Cache Tool

CacheTool is a command line tool for interacting with the Traffic Server cache. CacheTool started as a side project to not only explore the Traffic Server cache but as a test bed for various other technologies of interest to me, some of which are not really cache related. The goal is for the eventual release of these other technologies to open source as they mature. My view was the ancillary software would be of better quality if validated in actual use first.

  • TS.Scalar: a template for creating quantized integral types. This has been contributed to open source.

  • TextView: read only view of string data. This has been contributed to open source.

  • Better command line parsing for action oriented tools like CacheTool and traffic_ctl.

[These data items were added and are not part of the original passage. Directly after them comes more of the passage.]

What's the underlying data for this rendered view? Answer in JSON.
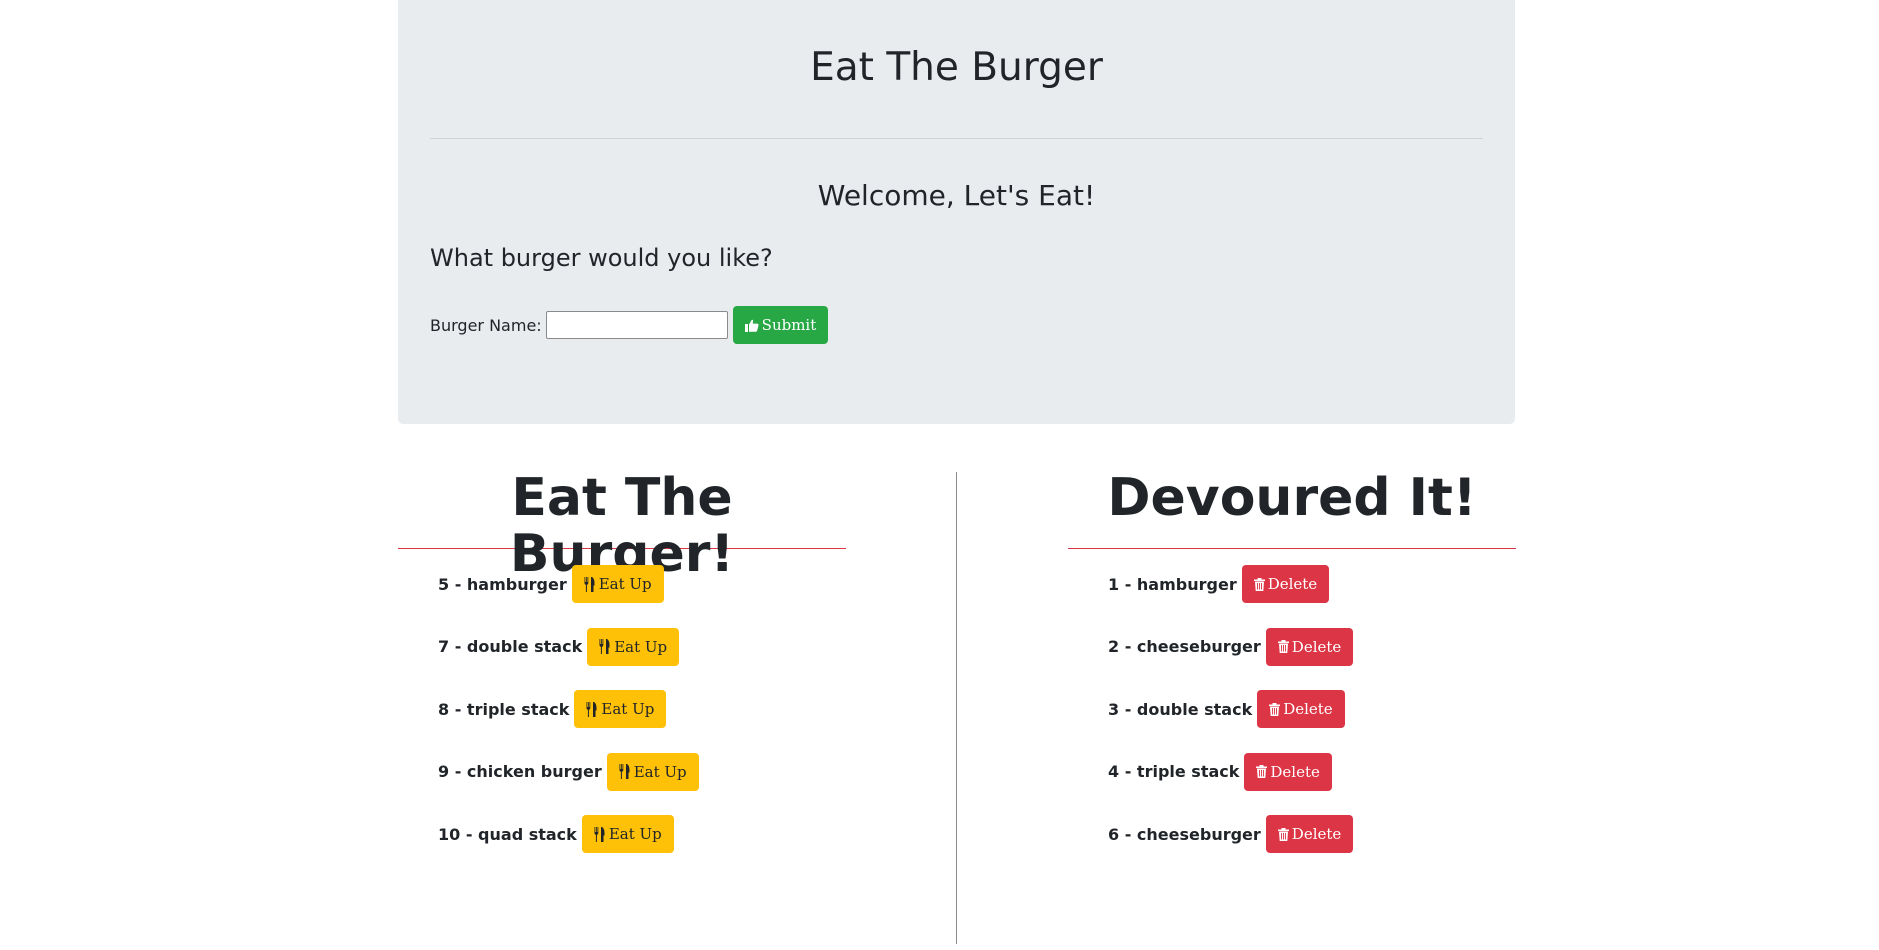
{
  "header": {
    "title": "Eat The Burger",
    "welcome": "Welcome, Let's Eat!",
    "prompt": "What burger would you like?"
  },
  "form": {
    "label": "Burger Name:",
    "input_value": "",
    "submit_label": "Submit",
    "submit_icon": "thumbs-up-icon"
  },
  "uneaten": {
    "title": "Eat The Burger!",
    "button_label": "Eat Up",
    "button_icon": "utensils-icon",
    "items": [
      {
        "label": "5 - hamburger"
      },
      {
        "label": "7 - double stack"
      },
      {
        "label": "8 - triple stack"
      },
      {
        "label": "9 - chicken burger"
      },
      {
        "label": "10 - quad stack"
      }
    ]
  },
  "devoured": {
    "title": "Devoured It!",
    "button_label": "Delete",
    "button_icon": "trash-icon",
    "items": [
      {
        "label": "1 - hamburger"
      },
      {
        "label": "2 - cheeseburger"
      },
      {
        "label": "3 - double stack"
      },
      {
        "label": "4 - triple stack"
      },
      {
        "label": "6 - cheeseburger"
      }
    ]
  },
  "colors": {
    "jumbotron_bg": "#e9ecef",
    "success": "#28a745",
    "warning": "#ffc107",
    "danger": "#dc3545"
  }
}
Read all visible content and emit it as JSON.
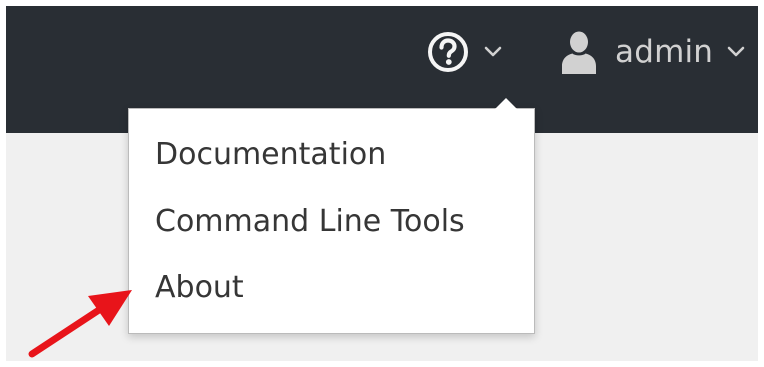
{
  "masthead": {
    "help_icon": "question-circle-icon",
    "help_caret_icon": "chevron-down-icon",
    "user_icon": "user-icon",
    "user_caret_icon": "chevron-down-icon",
    "username": "admin"
  },
  "help_menu": {
    "items": [
      {
        "label": "Documentation"
      },
      {
        "label": "Command Line Tools"
      },
      {
        "label": "About"
      }
    ]
  },
  "annotation": {
    "icon": "arrow-pointer",
    "color": "#e8141a"
  },
  "colors": {
    "masthead_bg": "#292e34",
    "page_bg": "#f0f0f0",
    "menu_bg": "#ffffff",
    "menu_text": "#363636",
    "icon_fill": "#d1d1d1"
  }
}
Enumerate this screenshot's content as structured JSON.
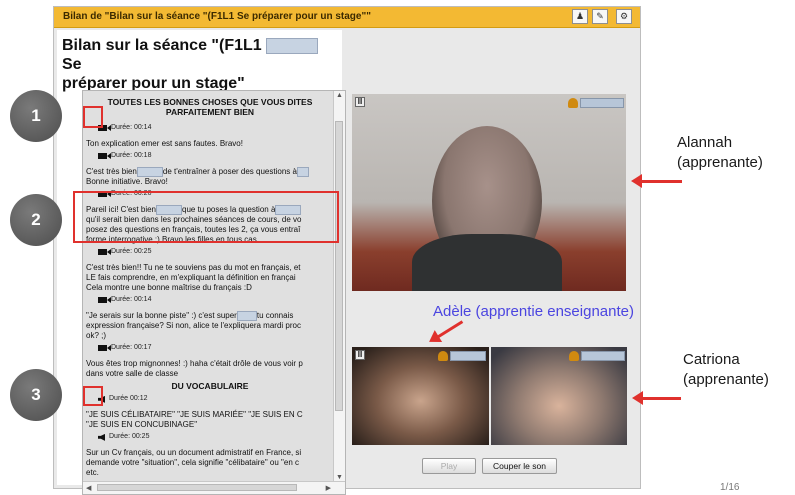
{
  "window": {
    "title": "Bilan de \"Bilan sur la séance \"(F1L1 Se préparer pour un stage\"\"",
    "tb_icons": [
      "user-icon",
      "notes-icon",
      "gear-icon"
    ]
  },
  "panel": {
    "title_line1": "Bilan sur la séance \"(F1L1",
    "title_line1_end": "Se",
    "title_line2": "préparer pour un stage\""
  },
  "feedback": {
    "heading1": "TOUTES LES BONNES CHOSES QUE VOUS DITES PARFAITEMENT BIEN",
    "d1": "Durée: 00:14",
    "t1": "Ton explication emer est sans fautes. Bravo!",
    "d2": "Durée: 00:18",
    "t2a": "C'est très bien",
    "t2b": "de t'entraîner à poser des questions à",
    "t2c": "Bonne initiative. Bravo!",
    "d3": "Durée: 00:20",
    "t3a": "Pareil ici! C'est bien",
    "t3b": "que tu poses la question à",
    "t3c": "qu'il serait bien dans les prochaines séances de cours, de vo",
    "t3d": "posez des questions en français, toutes les 2, ça vous entraî",
    "t3e": "forme interrogative :) Bravo les filles en tous cas.",
    "d4": "Durée: 00:25",
    "t4a": "C'est très bien!! Tu ne te souviens pas du mot en français, et",
    "t4b": "LE  fais comprendre, en m'expliquant la définition en françai",
    "t4c": "Cela montre une bonne maîtrise du français :D",
    "d5": "Durée: 00:14",
    "t5a": "\"Je serais sur la bonne piste\" :) c'est super",
    "t5b": "tu connais",
    "t5c": "expression française? Si non, alice te l'expliquera mardi proc",
    "t5d": "ok? ;)",
    "d6": "Durée: 00:17",
    "t6a": "Vous êtes trop mignonnes! :) haha c'était drôle de vous voir p",
    "t6b": "dans votre salle de classe",
    "heading2": "DU VOCABULAIRE",
    "d7": "Durée 00:12",
    "t7a": "\"JE SUIS CÉLIBATAIRE\" \"JE SUIS MARIÉE\" \"JE SUIS EN C",
    "t7b": "\"JE SUIS EN CONCUBINAGE\"",
    "d8": "Durée: 00:25",
    "t8a": "Sur un Cv français, ou un document admistratif en France, si",
    "t8b": "demande votre \"situation\", cela signifie \"célibataire\" ou \"en c",
    "t8c": "etc."
  },
  "buttons": {
    "play": "Play",
    "mute": "Couper le son"
  },
  "annotations": {
    "n1": "1",
    "n2": "2",
    "n3": "3",
    "alannah": "Alannah",
    "alannah_role": "(apprenante)",
    "adele": "Adèle (apprentie enseignante)",
    "catriona": "Catriona",
    "catriona_role": "(apprenante)",
    "accent_red": "#e0312d",
    "accent_blue": "#4b45e0"
  },
  "slide": {
    "page": "1/16"
  }
}
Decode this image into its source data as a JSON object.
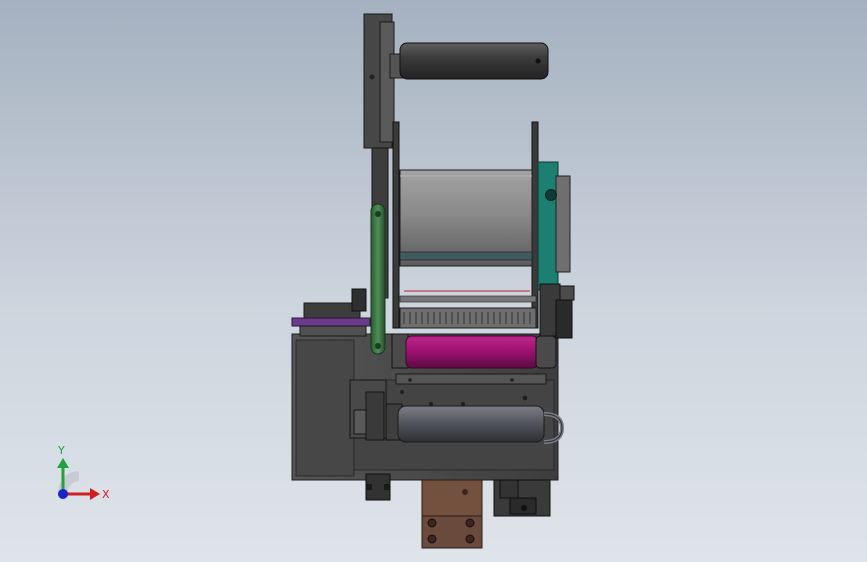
{
  "view": {
    "background_top": "#a5b1c0",
    "background_bottom": "#dfe4ea"
  },
  "triad": {
    "y_label": "Y",
    "x_label": "X",
    "y_color": "#1fa33a",
    "x_color": "#d21e1e",
    "z_color": "#1a22c8"
  },
  "colors": {
    "body": "#4a4a4a",
    "body_dark": "#2f2f2f",
    "drum": "#8d8d8d",
    "roller_magenta": "#9e1270",
    "teal_ring": "#1d7e72",
    "green_rod": "#2f6a35",
    "cylinder": "#55575d",
    "brown_block": "#6b4a3e",
    "purple_plate": "#6a3b8a"
  }
}
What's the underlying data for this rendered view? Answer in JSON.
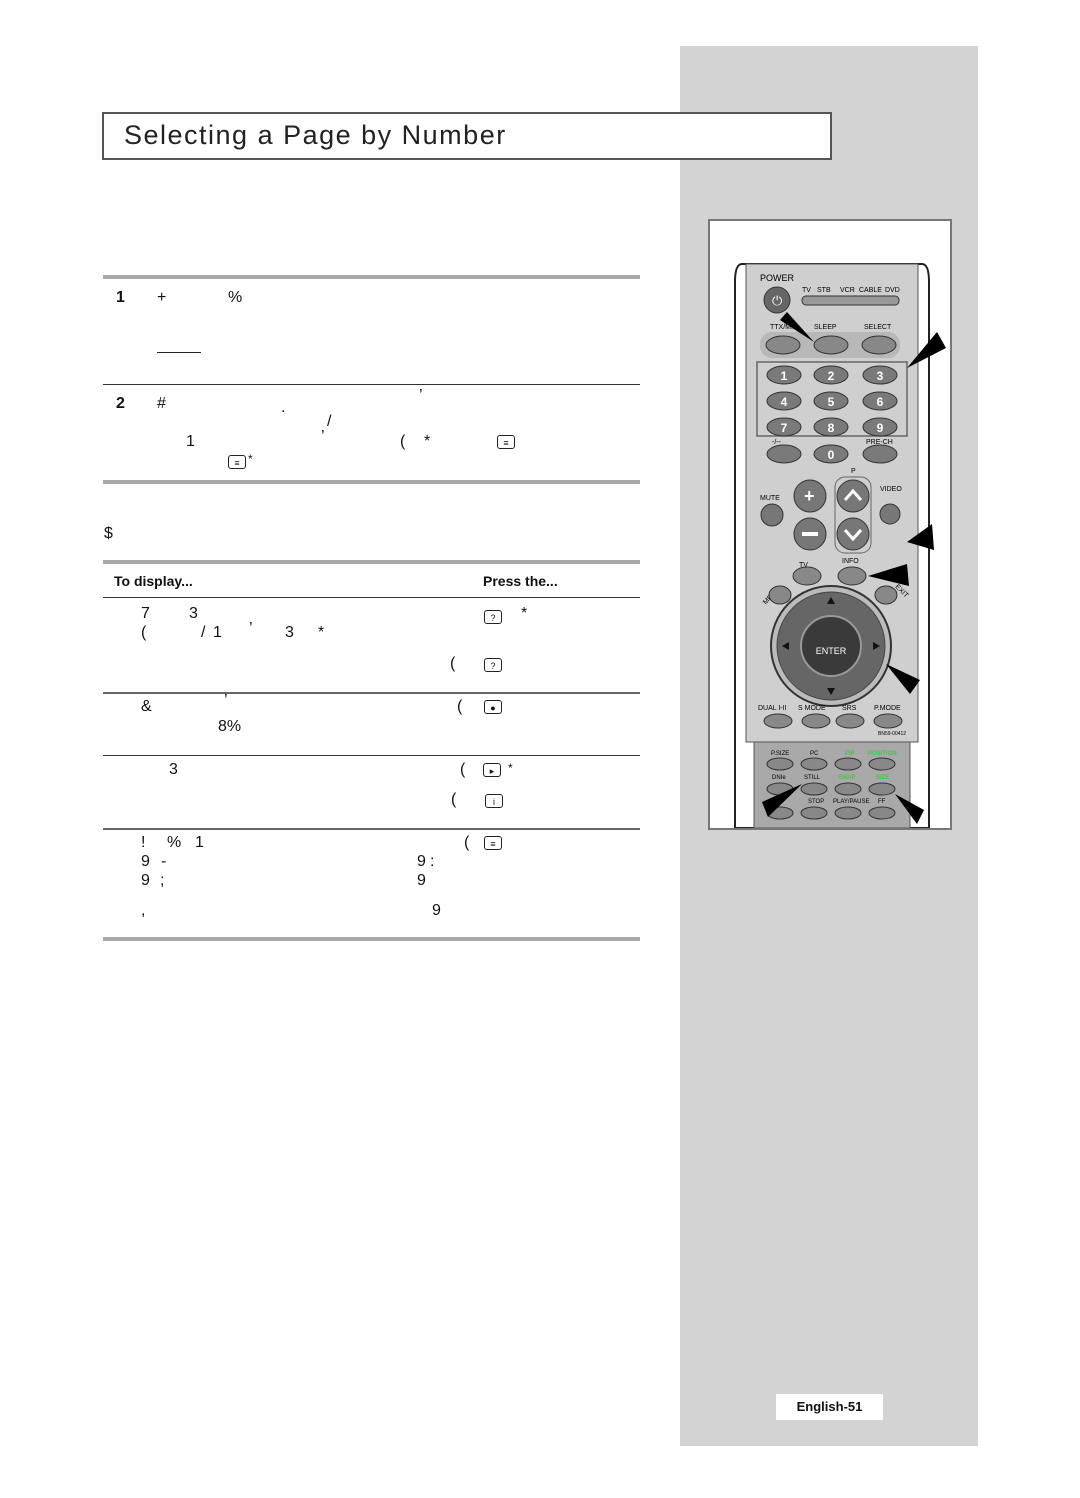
{
  "title": "Selecting a Page by Number",
  "steps": [
    {
      "number": "1",
      "glyphs": [
        "+",
        "%"
      ]
    },
    {
      "number": "2",
      "glyphs": [
        "#",
        ".",
        "’",
        "/",
        "1",
        "’",
        "(",
        "*",
        "*"
      ]
    }
  ],
  "note_glyph": "$",
  "table": {
    "headers": [
      "To display...",
      "Press the..."
    ],
    "rows": [
      {
        "glyphs": [
          "7",
          "3",
          "(",
          "/",
          "1",
          "’",
          "3",
          "*",
          "*",
          "("
        ],
        "icons": [
          "reveal-icon",
          "reveal-icon"
        ]
      },
      {
        "glyphs": [
          "&",
          "’",
          "8%",
          "("
        ],
        "icons": [
          "mix-icon"
        ]
      },
      {
        "glyphs": [
          "3",
          "(",
          "*",
          "("
        ],
        "icons": [
          "hold-icon",
          "index-icon"
        ]
      },
      {
        "glyphs": [
          "!",
          "%",
          "1",
          "9",
          "-",
          "9",
          ";",
          ",",
          "(",
          "9",
          ":",
          "9",
          "9"
        ],
        "icons": [
          "size-icon"
        ]
      }
    ]
  },
  "remote": {
    "power": "POWER",
    "sources": [
      "TV",
      "STB",
      "VCR",
      "CABLE",
      "DVD"
    ],
    "top_buttons": [
      "TTX/MIX",
      "SLEEP",
      "SELECT"
    ],
    "numbers": [
      "1",
      "2",
      "3",
      "4",
      "5",
      "6",
      "7",
      "8",
      "9",
      "0"
    ],
    "dash": "-/--",
    "prech": "PRE-CH",
    "p_label": "P",
    "mute": "MUTE",
    "video": "VIDEO",
    "tv": "TV",
    "info": "INFO",
    "menu": "MENU",
    "exit": "EXIT",
    "enter": "ENTER",
    "mode_buttons": [
      "DUAL I-II",
      "S MODE",
      "SRS",
      "P.MODE"
    ],
    "model": "BN59-00412",
    "row1": [
      "P.SIZE",
      "PC",
      "PIP",
      "POSITION"
    ],
    "row2": [
      "DNIe",
      "STILL",
      "SWAP",
      "SIZE"
    ],
    "row3": [
      "",
      "STOP",
      "PLAY/PAUSE",
      "FF"
    ],
    "green": "#22cc22"
  },
  "page_label": "English-51"
}
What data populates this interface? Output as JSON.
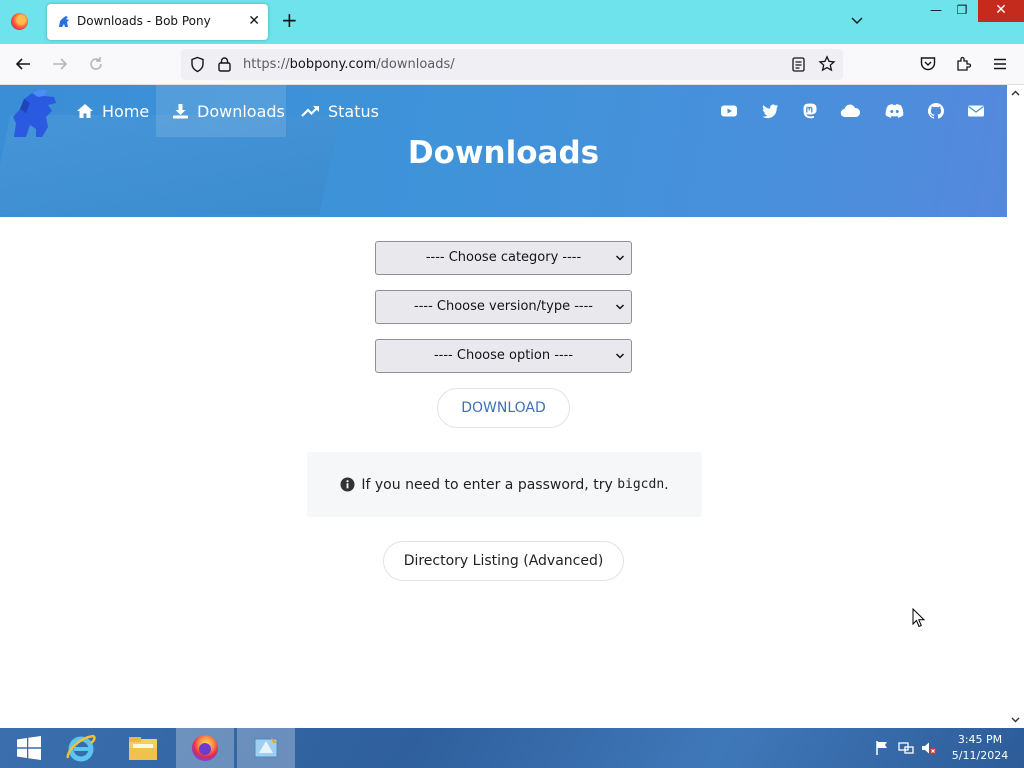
{
  "browser": {
    "tab_title": "Downloads - Bob Pony",
    "tab_close": "✕",
    "new_tab": "+",
    "url_scheme": "https://",
    "url_host": "bobpony.com",
    "url_path": "/downloads/",
    "window_controls": {
      "minimize": "—",
      "maximize": "❐",
      "close": "✕"
    }
  },
  "site": {
    "nav": [
      {
        "label": "Home",
        "icon": "home-icon"
      },
      {
        "label": "Downloads",
        "icon": "download-icon",
        "active": true
      },
      {
        "label": "Status",
        "icon": "trending-up-icon"
      }
    ],
    "social_icons": [
      "youtube-icon",
      "twitter-icon",
      "mastodon-icon",
      "cloud-icon",
      "discord-icon",
      "github-icon",
      "email-icon"
    ],
    "page_title": "Downloads",
    "accent_color": "#3f93d9"
  },
  "form": {
    "category_select": "---- Choose category ----",
    "version_select": "---- Choose version/type ----",
    "option_select": "---- Choose option ----",
    "download_button": "DOWNLOAD"
  },
  "notice": {
    "text": "If you need to enter a password, try ",
    "password": "bigcdn",
    "suffix": "."
  },
  "directory_button": "Directory Listing (Advanced)",
  "taskbar": {
    "time": "3:45 PM",
    "date": "5/11/2024"
  }
}
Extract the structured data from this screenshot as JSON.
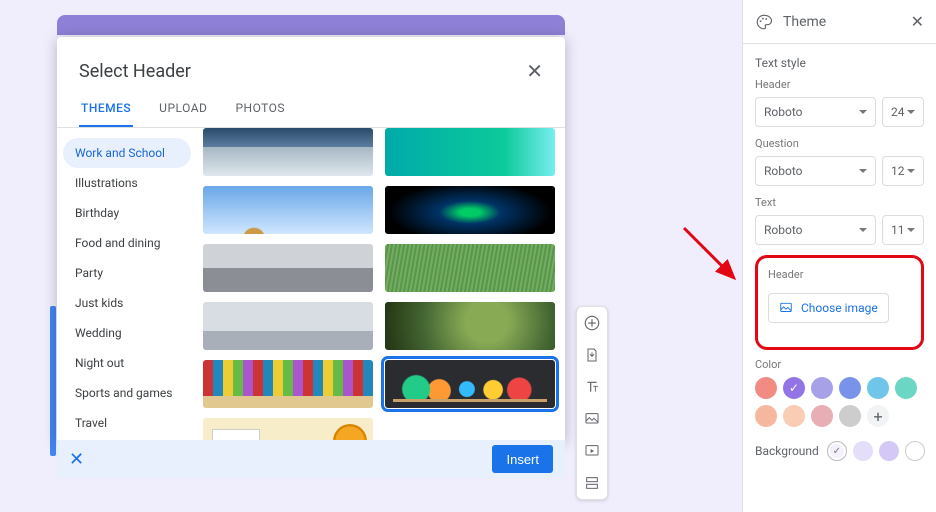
{
  "theme": {
    "title": "Theme",
    "text_style_label": "Text style",
    "header_label": "Header",
    "question_label": "Question",
    "text_label": "Text",
    "header_font": "Roboto",
    "header_size": "24",
    "question_font": "Roboto",
    "question_size": "12",
    "text_font": "Roboto",
    "text_size": "11",
    "header_image_label": "Header",
    "choose_image_label": "Choose image",
    "color_label": "Color",
    "background_label": "Background",
    "swatches": [
      "#f28b82",
      "#9374e6",
      "#a7a2e8",
      "#7a93ea",
      "#6fc6e8",
      "#6bd6c4",
      "#f5b79e",
      "#f9ccb4",
      "#e8aeb6",
      "#cdcdcd"
    ],
    "bg_swatches": [
      "#f4f1fc",
      "#e5defb",
      "#d4c9f6",
      "#ffffff"
    ]
  },
  "modal": {
    "title": "Select Header",
    "tabs": [
      "THEMES",
      "UPLOAD",
      "PHOTOS"
    ],
    "active_tab": 0,
    "categories": [
      "Work and School",
      "Illustrations",
      "Birthday",
      "Food and dining",
      "Party",
      "Just kids",
      "Wedding",
      "Night out",
      "Sports and games",
      "Travel"
    ],
    "active_category": 0,
    "insert_label": "Insert",
    "selected_thumb_index": 9
  },
  "toolbar_icons": [
    "add",
    "import",
    "title",
    "image",
    "video",
    "section"
  ]
}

  • File system path and file handling class.

  • New data structures for the cache, as part of a larger scale redesign.

  • Improved stripe allocation algorithms.

In addition to being a test bed, Cache Tool was intended to do useful work. An early feature, stripe re-allocation, was built to get around a bug in Traffic Server where a disk that was replaced would not actually be used by the cache. This was originally a request from the Oath operations team but it was sufficiently useful to another member of the community that I was persuaded to make CacheTool public before it was even alpha quality.

Some of the intended features of CacheTool are

  • Fix stripe allocation for unused disks.

  • List stripe data for a cache.

  • Clear / reset cache disks independently.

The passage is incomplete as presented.